Gall (Figs 15A–B). Usually large, subglobose, detachable bud galls, sometimes with fine tip at apex. Maximum diameter 30–65 mm. Outer shell thin and fragile; internal tissue spongious and soft with central larval chamber about 5 mm in diameter.
Hosts. Quercus acutifolia, Q. calophylla, Q. castanea, Q. crassifolia, Q. crassipes, Q. mexicana.

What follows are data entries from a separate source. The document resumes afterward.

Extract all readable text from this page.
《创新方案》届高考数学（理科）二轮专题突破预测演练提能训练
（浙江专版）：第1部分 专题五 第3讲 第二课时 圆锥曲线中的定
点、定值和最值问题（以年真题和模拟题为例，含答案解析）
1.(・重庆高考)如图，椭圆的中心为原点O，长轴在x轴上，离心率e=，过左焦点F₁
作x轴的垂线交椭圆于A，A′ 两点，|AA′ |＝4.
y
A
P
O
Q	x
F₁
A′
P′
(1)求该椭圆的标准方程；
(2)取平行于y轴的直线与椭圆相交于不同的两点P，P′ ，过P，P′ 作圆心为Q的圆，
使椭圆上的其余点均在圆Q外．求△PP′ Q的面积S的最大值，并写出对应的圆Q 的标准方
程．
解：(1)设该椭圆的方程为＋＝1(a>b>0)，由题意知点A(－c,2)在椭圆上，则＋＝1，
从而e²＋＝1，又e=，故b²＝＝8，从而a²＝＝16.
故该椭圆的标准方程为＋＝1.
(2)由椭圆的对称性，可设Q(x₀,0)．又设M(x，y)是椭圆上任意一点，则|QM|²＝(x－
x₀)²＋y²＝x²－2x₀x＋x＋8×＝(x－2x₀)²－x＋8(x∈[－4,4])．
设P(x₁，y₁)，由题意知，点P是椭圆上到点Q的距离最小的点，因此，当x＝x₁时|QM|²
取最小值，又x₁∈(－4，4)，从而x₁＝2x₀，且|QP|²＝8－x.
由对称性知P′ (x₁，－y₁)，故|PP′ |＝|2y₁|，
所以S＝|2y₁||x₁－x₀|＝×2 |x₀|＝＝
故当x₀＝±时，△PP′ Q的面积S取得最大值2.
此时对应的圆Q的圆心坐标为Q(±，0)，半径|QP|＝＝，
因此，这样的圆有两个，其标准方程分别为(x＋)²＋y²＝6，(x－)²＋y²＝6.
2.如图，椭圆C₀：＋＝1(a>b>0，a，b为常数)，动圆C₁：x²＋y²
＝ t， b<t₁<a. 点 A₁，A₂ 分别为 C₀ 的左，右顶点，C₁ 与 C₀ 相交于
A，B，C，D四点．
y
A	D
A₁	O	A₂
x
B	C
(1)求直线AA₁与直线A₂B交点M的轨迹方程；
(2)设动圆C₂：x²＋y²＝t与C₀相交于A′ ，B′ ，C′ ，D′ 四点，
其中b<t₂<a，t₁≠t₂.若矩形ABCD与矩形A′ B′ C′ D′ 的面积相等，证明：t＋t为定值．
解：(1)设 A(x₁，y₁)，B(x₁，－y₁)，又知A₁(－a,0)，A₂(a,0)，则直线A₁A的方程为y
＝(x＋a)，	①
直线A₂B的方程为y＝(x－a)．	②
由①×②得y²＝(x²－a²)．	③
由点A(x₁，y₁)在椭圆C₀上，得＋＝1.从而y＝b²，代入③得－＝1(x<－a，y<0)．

Biology. Only females are known. We consider this species to be an asexual form as we have never obtained males after the emerging of more than 100 females from different localities. The mature galls were collected in late May to early June; most adults emerged soon after field collection, some were reared in November.
Distribution. Mexico: Hidalgo, Mexico and Tlaxcala states.
Remarks. After the examination of A. malinche types, we found great similarities between this species and A. hidalgoensis. Furthermore, the galls of both species are identical. Amphibolips malinche were sampled in the state of Tlaxcala and numerous specimens of A. hidalgoensis were collected 30 km away from the location of the two known specimens of A. malinche. The two specimens of A. malinche reared from galls of Q. mexicana, which shares distribution with the rest of host plant species (Q. calophylla, Q. crassifolia and Q. crassipes) in the states of Ciudad de México, Guanajuato, Hidalgo, México, Oaxaca, Puebla, Querétaro. This species is currently the only one known to have such a wide range but no correlation with other characters has been found. Amphibolips hidalgoensis is by far the most frequently collected Amphibolips species in Mexico. Such sampling bias might be concealing other, poorly sampled, species’ variability and attributing as intraspecific variability to a possible widely spread interspecific common trait. Alternatively, A. hidalgoensis is probably a complex of species that cannot be sorted out by only morphological criteria. For all these reasons we consider A. malinche as a syn. nova of A. hidalgoensis.